On July 12 the Netherlands government published a legislative proposal implementing the EU mandatory disclosure directive. This follows an internet consultation on a draft legislative proposal which ran from December 19, 2018 — February 1, 2019.
Netherlands mandatory disclosure
The legislative proposal is the Netherlands implementation of an EU directive that requires all EU member states to implement mandatory disclosure rules. Under these rules, intermediaries and, in some cases, taxpayers, must report cross-border arrangements that meet certain hallmarks to the tax authorities.
The definition of intermediaries is very broad. An intermediary is defined as any person that designs, markets, organizes, or makes available for implementation or manages the implementation of a reportable cross-border arrangement.
The legislation fully enters into force on July 1, 2020, but applies to any and all reportable cross-border arrangements implemented between June 25, 2018, and June 30, 2020. The deadline for reporting is August 31, 2020.
Reportable cross-border arrangements
Cross-border arrangements with certain “hallmarks” are reportable if the main benefit or one of the main benefits is the obtaining of a tax advantage.
These include arrangements where taxpayer must comply with confidentiality obligations on how the tax benefit is obtained; where intermediary’s fee is dependent on the tax advantage; where the arrangements is based on standardized documentation without a need to be substantially customized for implementation; where a participant of an arrangement acquires a loss-making company to use the tax losses; arrangements that have the effect of converting income into income taxed at a lower rate or that is exempt; and arrangements that include circular transactions of funds, where the entities are without commercial function.

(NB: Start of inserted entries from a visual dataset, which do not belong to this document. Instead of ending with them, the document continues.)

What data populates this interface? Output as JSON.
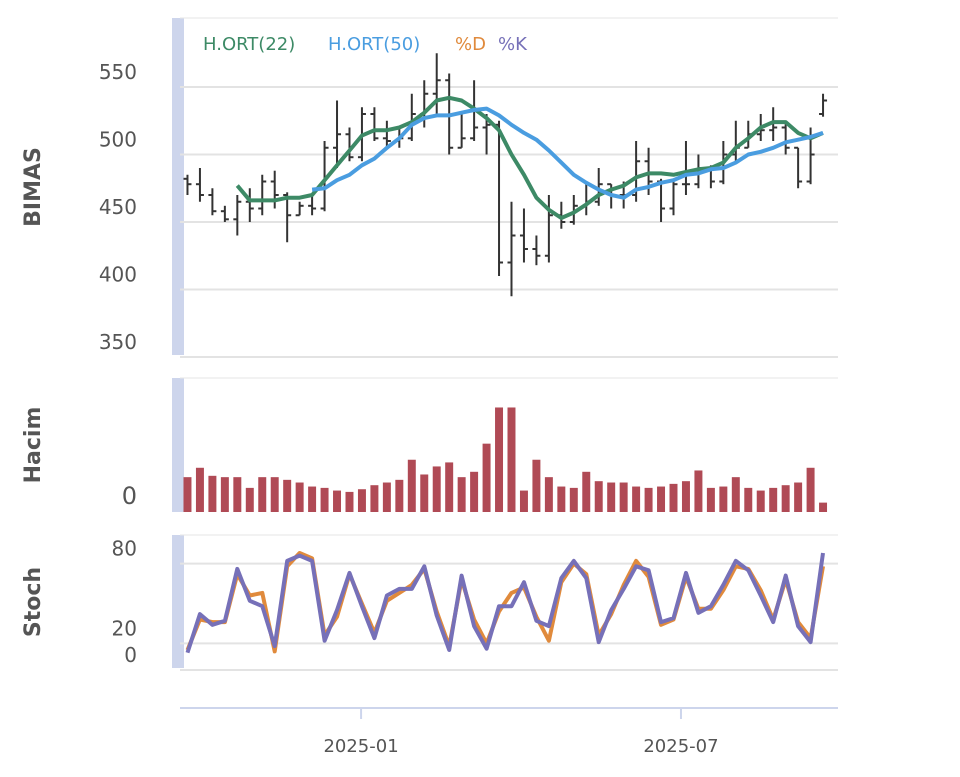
{
  "chart_data": [
    {
      "type": "ohlc",
      "y_axis_label": "BIMAS",
      "color": "#333333",
      "x": [
        0,
        1,
        2,
        3,
        4,
        5,
        6,
        7,
        8,
        9,
        10,
        11,
        12,
        13,
        14,
        15,
        16,
        17,
        18,
        19,
        20,
        21,
        22,
        23,
        24,
        25,
        26,
        27,
        28,
        29,
        30,
        31,
        32,
        33,
        34,
        35,
        36,
        37,
        38,
        39,
        40,
        41,
        42,
        43,
        44,
        45,
        46,
        47,
        48,
        49,
        50,
        51
      ],
      "open": [
        482,
        478,
        470,
        458,
        452,
        465,
        460,
        480,
        470,
        455,
        462,
        460,
        505,
        515,
        498,
        530,
        512,
        510,
        512,
        530,
        545,
        555,
        505,
        512,
        520,
        522,
        420,
        440,
        430,
        425,
        455,
        450,
        462,
        465,
        478,
        470,
        470,
        495,
        480,
        460,
        478,
        478,
        490,
        480,
        500,
        505,
        515,
        518,
        520,
        505,
        480,
        530
      ],
      "high": [
        485,
        490,
        475,
        462,
        470,
        475,
        485,
        488,
        472,
        465,
        470,
        510,
        540,
        520,
        535,
        535,
        525,
        520,
        545,
        555,
        575,
        560,
        530,
        555,
        530,
        525,
        465,
        460,
        440,
        470,
        465,
        470,
        480,
        490,
        478,
        480,
        510,
        505,
        482,
        480,
        510,
        500,
        492,
        510,
        525,
        525,
        530,
        535,
        525,
        505,
        520,
        545
      ],
      "low": [
        470,
        465,
        455,
        450,
        440,
        450,
        455,
        460,
        435,
        455,
        455,
        458,
        490,
        495,
        495,
        510,
        505,
        505,
        510,
        520,
        530,
        500,
        505,
        510,
        500,
        410,
        395,
        420,
        418,
        420,
        445,
        448,
        455,
        462,
        460,
        460,
        465,
        470,
        450,
        455,
        470,
        475,
        475,
        478,
        495,
        505,
        510,
        510,
        500,
        475,
        478,
        528
      ],
      "close": [
        478,
        470,
        458,
        452,
        465,
        460,
        480,
        470,
        455,
        462,
        460,
        505,
        515,
        498,
        530,
        512,
        510,
        512,
        530,
        545,
        555,
        505,
        512,
        520,
        522,
        420,
        440,
        430,
        425,
        455,
        450,
        462,
        465,
        478,
        470,
        470,
        495,
        480,
        460,
        478,
        478,
        490,
        480,
        500,
        505,
        515,
        518,
        520,
        505,
        480,
        500,
        540
      ],
      "series": [
        {
          "name": "H.ORT(22)",
          "color": "#3d8a66",
          "values": [
            null,
            null,
            null,
            null,
            477,
            466,
            466,
            466,
            468,
            468,
            470,
            481,
            492,
            503,
            514,
            518,
            518,
            520,
            524,
            531,
            540,
            542,
            540,
            534,
            527,
            518,
            500,
            485,
            468,
            459,
            453,
            457,
            463,
            470,
            474,
            477,
            483,
            486,
            486,
            485,
            487,
            489,
            490,
            494,
            505,
            512,
            520,
            524,
            524,
            516,
            512,
            516
          ]
        },
        {
          "name": "H.ORT(50)",
          "color": "#4a9de0",
          "values": [
            null,
            null,
            null,
            null,
            null,
            null,
            null,
            null,
            null,
            null,
            474,
            475,
            481,
            485,
            492,
            497,
            505,
            512,
            522,
            527,
            529,
            529,
            531,
            533,
            534,
            529,
            522,
            516,
            511,
            503,
            494,
            485,
            479,
            474,
            470,
            468,
            474,
            476,
            479,
            481,
            485,
            486,
            489,
            490,
            494,
            500,
            502,
            505,
            509,
            511,
            513,
            516
          ]
        }
      ],
      "xlim": [
        -0.6,
        52.2
      ],
      "ylim": [
        350,
        600
      ],
      "yticks": [
        350,
        400,
        450,
        500,
        550
      ],
      "grid": true
    },
    {
      "type": "bar",
      "y_axis_label": "Hacim",
      "color": "#b04a55",
      "x": [
        0,
        1,
        2,
        3,
        4,
        5,
        6,
        7,
        8,
        9,
        10,
        11,
        12,
        13,
        14,
        15,
        16,
        17,
        18,
        19,
        20,
        21,
        22,
        23,
        24,
        25,
        26,
        27,
        28,
        29,
        30,
        31,
        32,
        33,
        34,
        35,
        36,
        37,
        38,
        39,
        40,
        41,
        42,
        43,
        44,
        45,
        46,
        47,
        48,
        49,
        50,
        51
      ],
      "values": [
        26,
        33,
        27,
        26,
        26,
        18,
        26,
        26,
        24,
        22,
        19,
        18,
        16,
        15,
        17,
        20,
        22,
        24,
        39,
        28,
        34,
        37,
        26,
        30,
        51,
        78,
        78,
        16,
        39,
        26,
        19,
        18,
        30,
        23,
        22,
        22,
        19,
        18,
        19,
        21,
        23,
        31,
        18,
        19,
        26,
        18,
        16,
        18,
        20,
        22,
        33,
        7
      ],
      "xlim": [
        -0.6,
        52.2
      ],
      "ylim": [
        0,
        100
      ],
      "yticks": [
        0
      ]
    },
    {
      "type": "line",
      "y_axis_label": "Stoch",
      "x": [
        0,
        1,
        2,
        3,
        4,
        5,
        6,
        7,
        8,
        9,
        10,
        11,
        12,
        13,
        14,
        15,
        16,
        17,
        18,
        19,
        20,
        21,
        22,
        23,
        24,
        25,
        26,
        27,
        28,
        29,
        30,
        31,
        32,
        33,
        34,
        35,
        36,
        37,
        38,
        39,
        40,
        41,
        42,
        43,
        44,
        45,
        46,
        47,
        48,
        49,
        50,
        51
      ],
      "series": [
        {
          "name": "%D",
          "color": "#e08a3c",
          "values": [
            15,
            38,
            36,
            36,
            72,
            56,
            58,
            14,
            78,
            88,
            84,
            26,
            40,
            72,
            50,
            28,
            52,
            58,
            64,
            76,
            44,
            18,
            68,
            38,
            20,
            44,
            58,
            62,
            40,
            22,
            66,
            80,
            72,
            26,
            42,
            64,
            82,
            70,
            34,
            38,
            70,
            46,
            46,
            60,
            78,
            76,
            60,
            38,
            68,
            36,
            24,
            78
          ]
        },
        {
          "name": "%K",
          "color": "#7670b8",
          "values": [
            13,
            42,
            34,
            37,
            76,
            52,
            48,
            18,
            82,
            86,
            82,
            22,
            45,
            73,
            48,
            24,
            56,
            61,
            61,
            78,
            41,
            15,
            71,
            33,
            16,
            48,
            48,
            66,
            37,
            33,
            69,
            82,
            69,
            21,
            45,
            61,
            78,
            75,
            36,
            39,
            73,
            43,
            48,
            64,
            82,
            75,
            56,
            36,
            71,
            33,
            21,
            88
          ]
        }
      ],
      "xlim": [
        -0.6,
        52.2
      ],
      "ylim": [
        0,
        100
      ],
      "yticks": [
        0,
        20,
        80
      ],
      "grid": true,
      "xticks": [
        {
          "value": 13.93,
          "label": "2025-01"
        },
        {
          "value": 39.6,
          "label": "2025-07"
        }
      ]
    }
  ]
}
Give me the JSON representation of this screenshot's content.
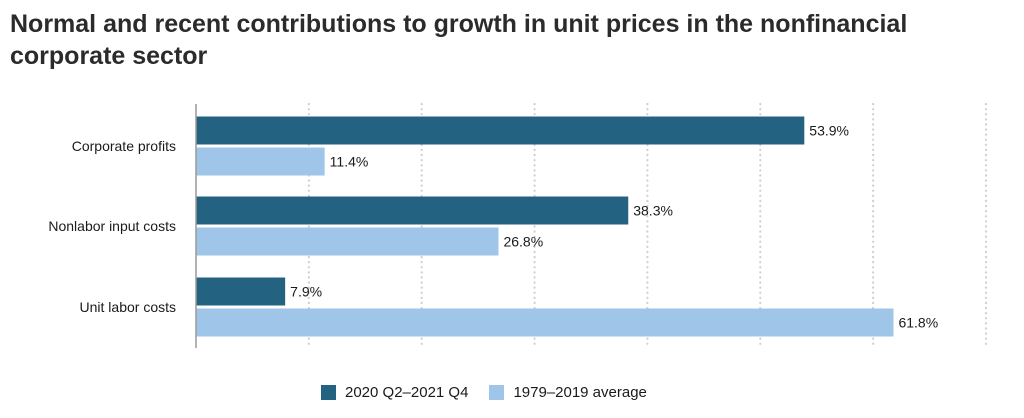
{
  "chart_data": {
    "type": "bar",
    "orientation": "horizontal",
    "title": "Normal and recent contributions to growth in unit prices in the nonfinancial corporate sector",
    "categories": [
      "Corporate profits",
      "Nonlabor input costs",
      "Unit labor costs"
    ],
    "series": [
      {
        "name": "2020 Q2–2021 Q4",
        "values": [
          53.9,
          38.3,
          7.9
        ],
        "labels": [
          "53.9%",
          "38.3%",
          "7.9%"
        ],
        "color": "#246282"
      },
      {
        "name": "1979–2019 average",
        "values": [
          11.4,
          26.8,
          61.8
        ],
        "labels": [
          "11.4%",
          "26.8%",
          "61.8%"
        ],
        "color": "#9fc6e8"
      }
    ],
    "xlim": [
      0,
      70
    ],
    "grid": true,
    "legend": "bottom"
  },
  "colors": {
    "title": "#2b2b2b",
    "axis": "#9a9a9a",
    "grid": "#cfcfcf",
    "text": "#1a1a1a"
  }
}
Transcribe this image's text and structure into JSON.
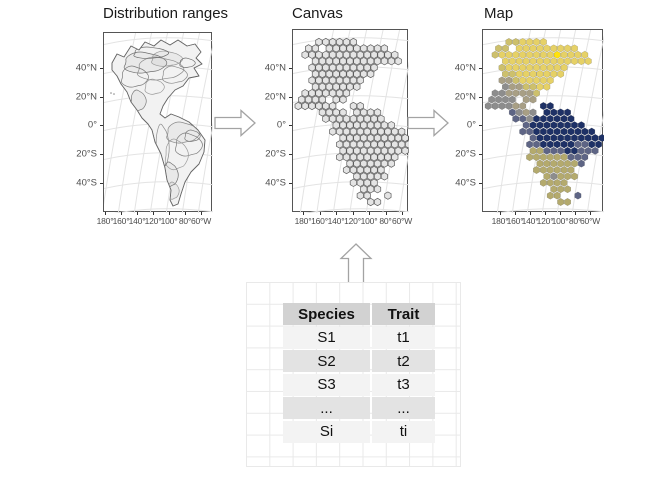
{
  "panels": [
    {
      "id": "ranges",
      "title": "Distribution ranges"
    },
    {
      "id": "canvas",
      "title": "Canvas"
    },
    {
      "id": "map",
      "title": "Map"
    }
  ],
  "axes": {
    "y_tick_labels": [
      "40°N",
      "20°N",
      "0°",
      "20°S",
      "40°S"
    ],
    "x_tick_labels": [
      "180°",
      "160°",
      "140°",
      "120°",
      "100°",
      "80°",
      "60°W"
    ]
  },
  "hex_map": {
    "rows": [
      "...ddyyyy........",
      ".dd.yyyyyyyyy....",
      ".dyyyyyyyyYyyyy..",
      "..yyyyyyyyyyyyy..",
      "..dyyyyyyyyy.....",
      "..ddyyyyyyy......",
      "..ttdyyyyy.......",
      "..gttddyy........",
      ".ggttttd.........",
      "gggg.tt..........",
      "ggggtt..nn.......",
      "...sgtg.nnnn.....",
      "....ssgnnnnnn....",
      ".....snnnnnnnn...",
      ".....ssnnnnnnnnn.",
      "......snnnnnnnnnn",
      "......ssnnnnnssnn",
      "......kksssnnsss.",
      "......kkkkkksss..",
      ".......kkkkkks...",
      ".......kkkkkk....",
      "........kgkkk....",
      "........kkkk.....",
      ".........kkk.....",
      ".........kk..s...",
      "..........kk....."
    ],
    "palette": {
      "d": "#cdc06c",
      "y": "#e6d166",
      "Y": "#ffe10e",
      "t": "#a89f85",
      "g": "#8d8d8d",
      "s": "#5e6585",
      "n": "#1e3166",
      "k": "#b4aa6d"
    },
    "canvas_fill": "#e4e4e4",
    "canvas_stroke": "#5f5f5f"
  },
  "table": {
    "headers": [
      "Species",
      "Trait"
    ],
    "rows": [
      [
        "S1",
        "t1"
      ],
      [
        "S2",
        "t2"
      ],
      [
        "S3",
        "t3"
      ],
      [
        "...",
        "..."
      ],
      [
        "Si",
        "ti"
      ]
    ]
  },
  "colors": {
    "panel_border": "#555555",
    "graticule": "#e3e3e3",
    "axis_text": "#4d4d4d",
    "arrow_stroke": "#a3a3a3",
    "arrow_fill": "#ffffff",
    "range_fill": "#f2f2f2",
    "range_stroke": "#5a5a5a"
  }
}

Other cross-border arrangements are reportable in all instances.
These include arrangements that involve deductible cross-border payments between associated enterprises where certain specific conditions are met; where deductions for the same depreciation on the asset is claimed in more than one jurisdiction; where relief from double taxation is claimed for the same item of income in more than one jurisdiction; arrangements that include transfers of assets where there is a material difference in the amount being treated as payable in consideration for the assets in those jurisdictions involved; arrangements where the reporting obligation under certain laws is frustrated; arrangements where the ultimate beneficial owners are unidentifiable; arrangements that use unilateral transfer pricing safe harbors; arrangements involving transfer of hard-to-value intangibles; and arrangements involving intragroup cross-border transfer of functions, risks, or assets, if the projected EBIT will shrink by at least 50% within 3 years.
The information obtained by the Dutch tax authorities is automatically exchanged with other EU member states.
Due to the wide scope of the definition of ‘intermediary’, the large number of ‘hallmarks’ and the difficulty of applying the ‘main benefit test’ for hallmarks, there is still a lot of uncertainty on what and when cross-border arrangements must be reported by intermediaries who do not directly advise clients on their structures, such as banks and trust offices.
The expectation is that more guidance will be provided in the course of the parliamentary proceedings.